Podría afirmar que esta novela no tiene una
estructura. Lejos del palimpsesto, se trata de un texto aleatorio, construido a
través de una lectura carnal, medular, en lo que tiene que ver con la responsabilidad
de quien lee para “construir”, en presencia de una realidad que no huye de la
ficción. Metaficción tan real que escapa de la misma metáfora. Avelino
Hernández cuenta su historia y la de otros desde la metanovela: urde, teje,
simboliza, pero no deja nada a la imaginación; sólo el discurso, próximo a la
poesía, nos advierte de la gracia de este autor que maneja con maestría estas
circunstancias. Decimos: la lectura nos hace parte del mundo que se descubre en
la novela. Avelino ya no es Avelino, es un narrador que es Avelino pero
transmutado en el lector. Somos Avelino. Quizá fue eso lo que buscaba el
escritor: su conversión, su amistad, su modo de vida.
©Teresa Ordinas |
IV
Abro de nuevo el libro. Allá, sobre los edificios,
está la montaña. La sequía consume en candela y humo esta media mañana. Me
determinan las cartas de Avelino y Marta. El lector que soy (poco asertivo
muchas veces) me concentra en la última, en la despedida: el personaje que es
Avelino sabe que se va a morir, así como hemos muerto las veces que lo leemos.

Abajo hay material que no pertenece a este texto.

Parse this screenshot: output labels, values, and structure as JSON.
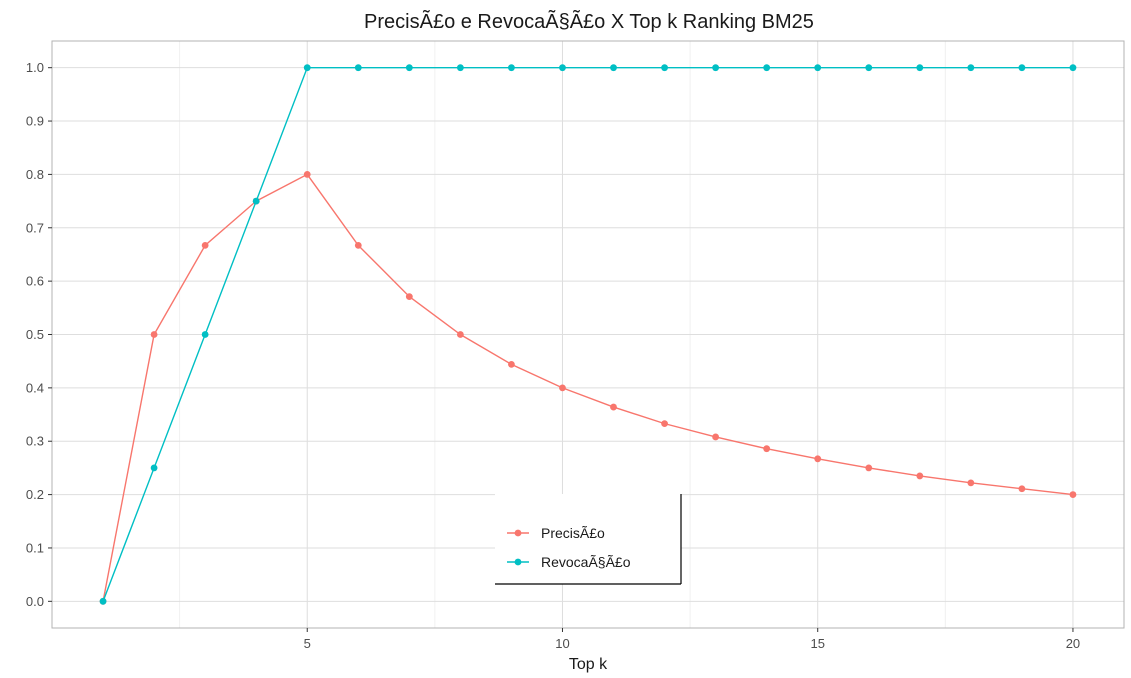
{
  "chart_data": {
    "type": "line",
    "title": "PrecisÃ£o e RevocaÃ§Ã£o X Top k Ranking BM25",
    "xlabel": "Top k",
    "ylabel": "",
    "xlim": [
      0.0,
      21.0
    ],
    "ylim": [
      -0.05,
      1.05
    ],
    "x_ticks": [
      5,
      10,
      15,
      20
    ],
    "y_ticks": [
      0.0,
      0.1,
      0.2,
      0.3,
      0.4,
      0.5,
      0.6,
      0.7,
      0.8,
      0.9,
      1.0
    ],
    "grid": true,
    "legend_position": "bottom-center",
    "x": [
      1,
      2,
      3,
      4,
      5,
      6,
      7,
      8,
      9,
      10,
      11,
      12,
      13,
      14,
      15,
      16,
      17,
      18,
      19,
      20
    ],
    "series": [
      {
        "name": "PrecisÃ£o",
        "color": "#F8766D",
        "values": [
          0.0,
          0.5,
          0.667,
          0.75,
          0.8,
          0.667,
          0.571,
          0.5,
          0.444,
          0.4,
          0.364,
          0.333,
          0.308,
          0.286,
          0.267,
          0.25,
          0.235,
          0.222,
          0.211,
          0.2
        ]
      },
      {
        "name": "RevocaÃ§Ã£o",
        "color": "#00BFC4",
        "values": [
          0.0,
          0.25,
          0.5,
          0.75,
          1.0,
          1.0,
          1.0,
          1.0,
          1.0,
          1.0,
          1.0,
          1.0,
          1.0,
          1.0,
          1.0,
          1.0,
          1.0,
          1.0,
          1.0,
          1.0
        ]
      }
    ]
  }
}
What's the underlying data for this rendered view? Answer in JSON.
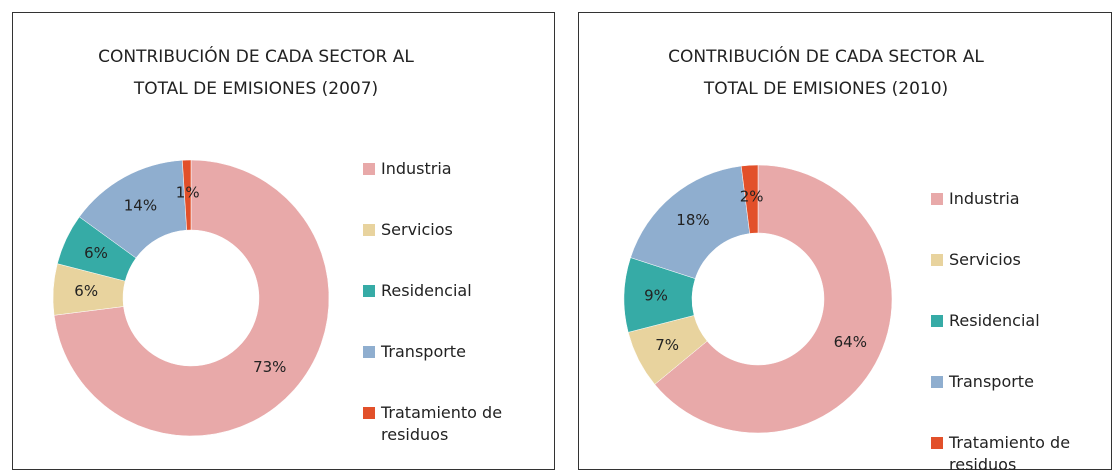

Marta se ha quedado con su libro, con sus novelas, y también con Baudelaire en
el regazo. Avelino extrema la confesión: “Porque te escribo para decirte que
tengo cáncer, en el riñón, maligno, con metástasis en el hígado y alguna otra
víscera más de ahí dentro...”. Es decir, la realidad, la que está en la vida
que ahora es novela luego de la muerte del autor. Avelino Hernández vivió su
propia novela, la contó, la disfrutó por vida y la sufrió porque “ahora sé que
es verdad que duele todo amor, incluso el consumado”.
Quien lea este libro, este mundo tan personal y
compartido, se asomará a una ventana y verá el mar, aunque éste no exista.
Abrirá un libro de viajes. Verá un valle y unos animales en el monte. Verá el
cielo en la noche. Verá un murciélago tras las mariposas nocturnas. Verá los
ojos de quien tiene enfrente. Pero también será. Será este escritor que supo
vivir, escribir, amar y despedirse con la más hermosa dignidad.